MSI AIRCRAFT MAINTENCANCE SERVICES

INTERNATION GMBH AND CO. KG............................................................RESPONDENT

RULING

The respondent filed the suit in the lower court as the plaintiff being CMCC No. 1486 of 2014 against the appellant as the defendant.  The suit was for a claim of Kshs. 7,303,895. 40/=.  After service of summons to enter appearance and file a defence, the appellant did not comply and therefore the respondent applied and obtained Judgment in the said sum.

This was followed by an application by the appellant for leave to set aside the interlocutory judgment and file a defence.  That application was dismissed by the lower court resulting in civil Appeal No. 53 of 2016.  The appellant then filed an application for an order to stay execution of the lower court judgment pending the hearing and determination of the appeal.

On 20th May, 2016 Sergon J allowed the application on condition that the appellant deposited the decretal sum aforesaid in an interest earning account in the joint names of the advocates for the parties.  This order was complied with on 16th June, 2016.

The appeal was subsequently heard and in a Judgment dated 21st November, 2019 this court allowed the appeal and ordered that the appellant pays the costs thereof and the lower court file be remitted for hearing before another magistrate provided that the defence was regularised by payment of filing fees, service upon the respondent and compliance with Order 11 of the Civil Procedure Rules.

There are now two applications before the court the first of which is dated 13th May, 2020 by the respondent for an order that pending the hearing and determination of the lower court suit cited above, the court do direct the sum deposited with bank of Africa Kenya Limited Monrovia street in Nairobi in the joint names of the advocates or any such portion thereof as may be sufficient to satisfy the decree be held as security for that reason.

The application is supported by grounds set out on the face thereof and an affidavit sworn by one Jackline Wanjiku Ndungu.  The application is opposed and there is a replying affidavit sworn by one Hussein Yunshur Mohamed a Director of the plaintiff.

The 2nd application is dated 29th July, 2020 by the appellant seeking an order that the funds held by the parties advocates in the joint account aforesaid be released to the appellant.  The grounds in support of the application are set out on the face thereof, alongside the supporting affidavit sworn by Hussein Mohamed Yunshur.

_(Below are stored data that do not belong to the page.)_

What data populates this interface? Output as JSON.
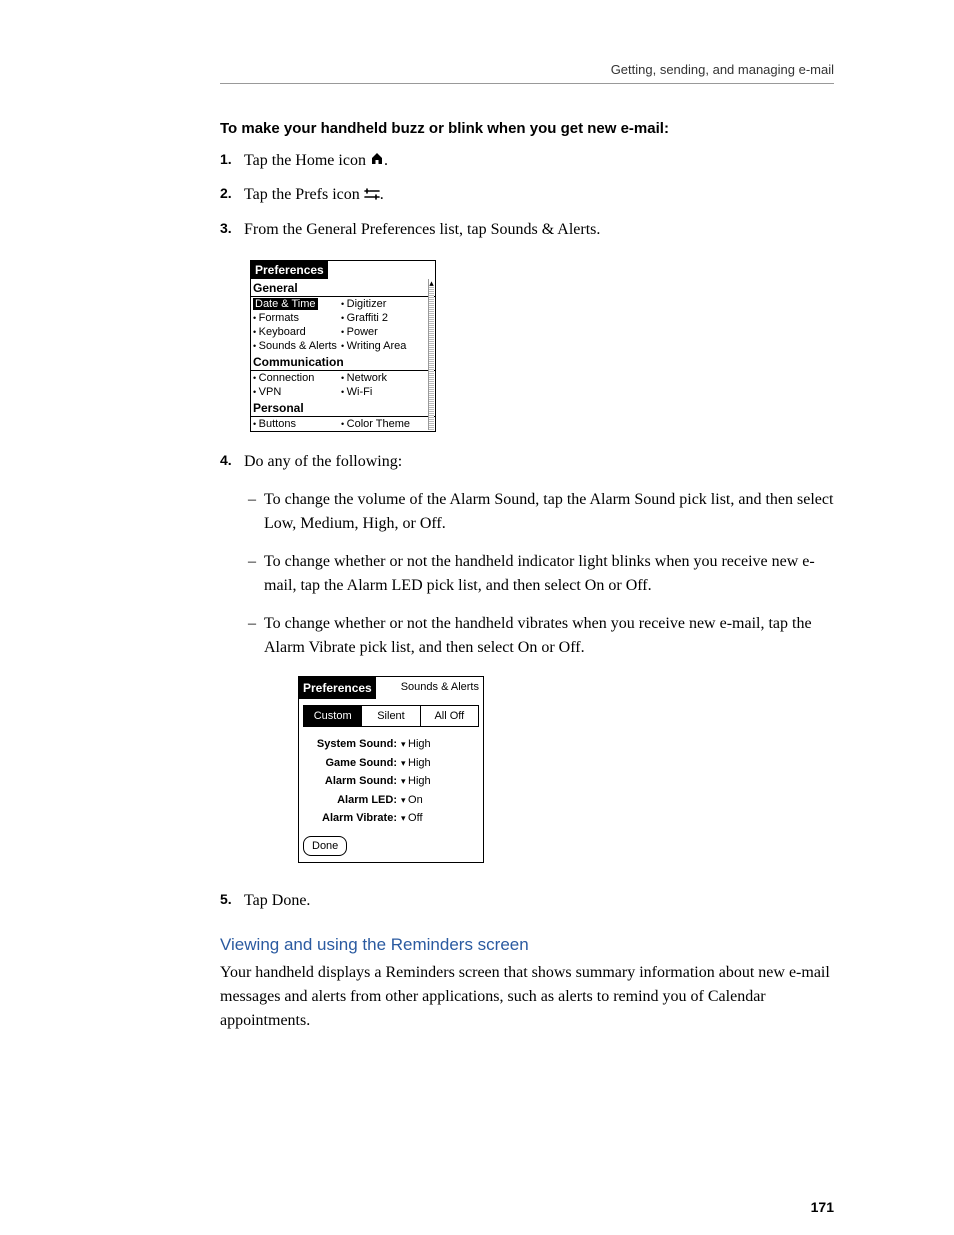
{
  "header": {
    "running": "Getting, sending, and managing e-mail"
  },
  "task": {
    "title": "To make your handheld buzz or blink when you get new e-mail:"
  },
  "steps": [
    {
      "num": "1.",
      "text_pre": "Tap the Home icon ",
      "text_post": "."
    },
    {
      "num": "2.",
      "text_pre": "Tap the Prefs icon ",
      "text_post": "."
    },
    {
      "num": "3.",
      "text": "From the General Preferences list, tap Sounds & Alerts."
    },
    {
      "num": "4.",
      "text": "Do any of the following:"
    },
    {
      "num": "5.",
      "text": "Tap Done."
    }
  ],
  "sub4": [
    "To change the volume of the Alarm Sound, tap the Alarm Sound pick list, and then select Low, Medium, High, or Off.",
    "To change whether or not the handheld indicator light blinks when you receive new e-mail, tap the Alarm LED pick list, and then select On or Off.",
    "To change whether or not the handheld vibrates when you receive new e-mail, tap the Alarm Vibrate pick list, and then select On or Off."
  ],
  "palm1": {
    "title": "Preferences",
    "sections": {
      "general": {
        "heading": "General",
        "rows": [
          [
            "Date & Time",
            "Digitizer"
          ],
          [
            "Formats",
            "Graffiti 2"
          ],
          [
            "Keyboard",
            "Power"
          ],
          [
            "Sounds & Alerts",
            "Writing Area"
          ]
        ]
      },
      "communication": {
        "heading": "Communication",
        "rows": [
          [
            "Connection",
            "Network"
          ],
          [
            "VPN",
            "Wi-Fi"
          ]
        ]
      },
      "personal": {
        "heading": "Personal",
        "rows": [
          [
            "Buttons",
            "Color Theme"
          ]
        ]
      }
    }
  },
  "palm2": {
    "title": "Preferences",
    "subtitle": "Sounds & Alerts",
    "tabs": [
      "Custom",
      "Silent",
      "All Off"
    ],
    "settings": [
      {
        "label": "System Sound:",
        "value": "High"
      },
      {
        "label": "Game Sound:",
        "value": "High"
      },
      {
        "label": "Alarm Sound:",
        "value": "High"
      },
      {
        "label": "Alarm LED:",
        "value": "On"
      },
      {
        "label": "Alarm Vibrate:",
        "value": "Off"
      }
    ],
    "done": "Done"
  },
  "section2": {
    "heading": "Viewing and using the Reminders screen",
    "para": "Your handheld displays a Reminders screen that shows summary information about new e-mail messages and alerts from other applications, such as alerts to remind you of Calendar appointments."
  },
  "page_number": "171"
}
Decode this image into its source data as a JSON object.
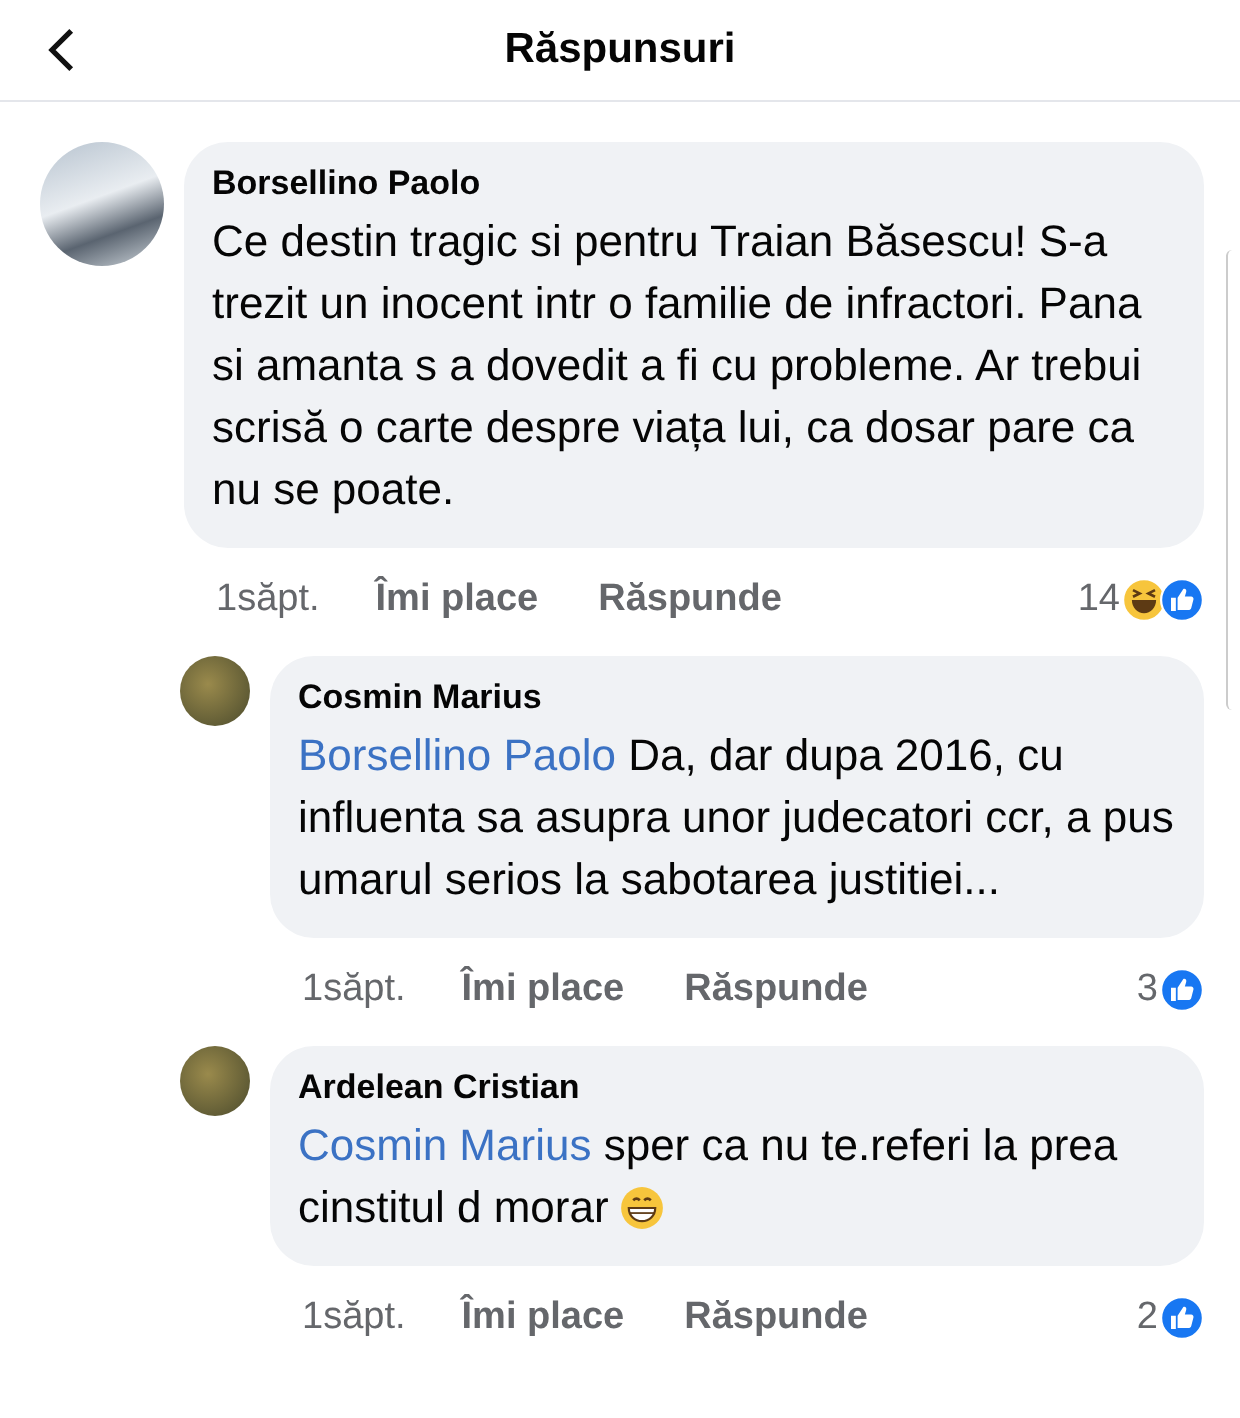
{
  "header": {
    "title": "Răspunsuri"
  },
  "comment": {
    "author": "Borsellino Paolo",
    "text": "Ce destin tragic si pentru Traian Băsescu! S-a trezit un inocent intr o familie de infractori. Pana si amanta s a dovedit a fi cu probleme. Ar trebui scrisă o carte despre viața lui, ca dosar pare ca nu se poate.",
    "time": "1săpt.",
    "like_label": "Îmi place",
    "reply_label": "Răspunde",
    "reaction_count": "14",
    "reactions": [
      {
        "kind": "haha"
      },
      {
        "kind": "like"
      }
    ],
    "replies": [
      {
        "author": "Cosmin Marius",
        "mention": "Borsellino Paolo",
        "text": "Da, dar dupa 2016, cu influenta sa asupra unor judecatori ccr, a pus umarul serios la sabotarea justitiei...",
        "time": "1săpt.",
        "like_label": "Îmi place",
        "reply_label": "Răspunde",
        "reaction_count": "3",
        "reactions": [
          {
            "kind": "like"
          }
        ]
      },
      {
        "author": "Ardelean Cristian",
        "mention": "Cosmin Marius",
        "text": "sper ca nu te.referi la prea cinstitul d morar",
        "end_emoji": {
          "kind": "grin"
        },
        "time": "1săpt.",
        "like_label": "Îmi place",
        "reply_label": "Răspunde",
        "reaction_count": "2",
        "reactions": [
          {
            "kind": "like"
          }
        ]
      }
    ]
  }
}
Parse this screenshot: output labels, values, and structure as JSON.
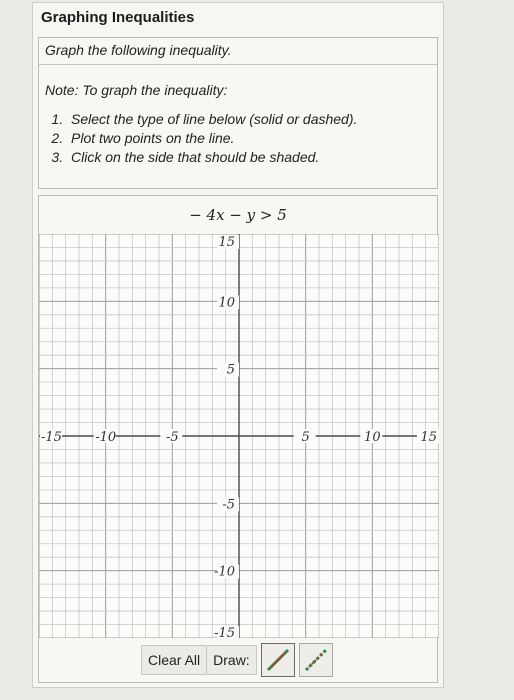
{
  "title": "Graphing Inequalities",
  "instruction": "Graph the following inequality.",
  "note": "Note: To graph the inequality:",
  "steps": [
    "Select the type of line below (solid or dashed).",
    "Plot two points on the line.",
    "Click on the side that should be shaded."
  ],
  "equation": "− 4x − y > 5",
  "graph": {
    "x_range": [
      -15,
      15
    ],
    "y_range": [
      -15,
      15
    ],
    "x_tick_labels": [
      "-15",
      "-10",
      "-5",
      "5",
      "10",
      "15"
    ],
    "y_tick_labels": [
      "15",
      "10",
      "5",
      "-5",
      "-10",
      "-15"
    ],
    "major_step": 5,
    "minor_step": 1
  },
  "controls": {
    "clear_label": "Clear All",
    "draw_label": "Draw:",
    "tools": [
      {
        "name": "solid-line-tool",
        "style": "solid"
      },
      {
        "name": "dashed-line-tool",
        "style": "dashed"
      }
    ]
  },
  "colors": {
    "line_green": "#2e8b4a",
    "line_red": "#c0392b"
  }
}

The application is opposed and there is a replying affidavit to that effect sworn by Patricia Muthoni Ndungu.

Following directions of this court, parties have filed their respective submissions and cited several authorities.

The deposit of the sum of Kshs. 7,303,895. 40 was ordered following an application by the appellant for stay of execution under Order 42 Rule 6 of the Civil Procedure Rules.    Under the said provisions it is clearly stated any security ordered is intended “for the due performance of such decree or order as may ultimately be binding on” the applicant.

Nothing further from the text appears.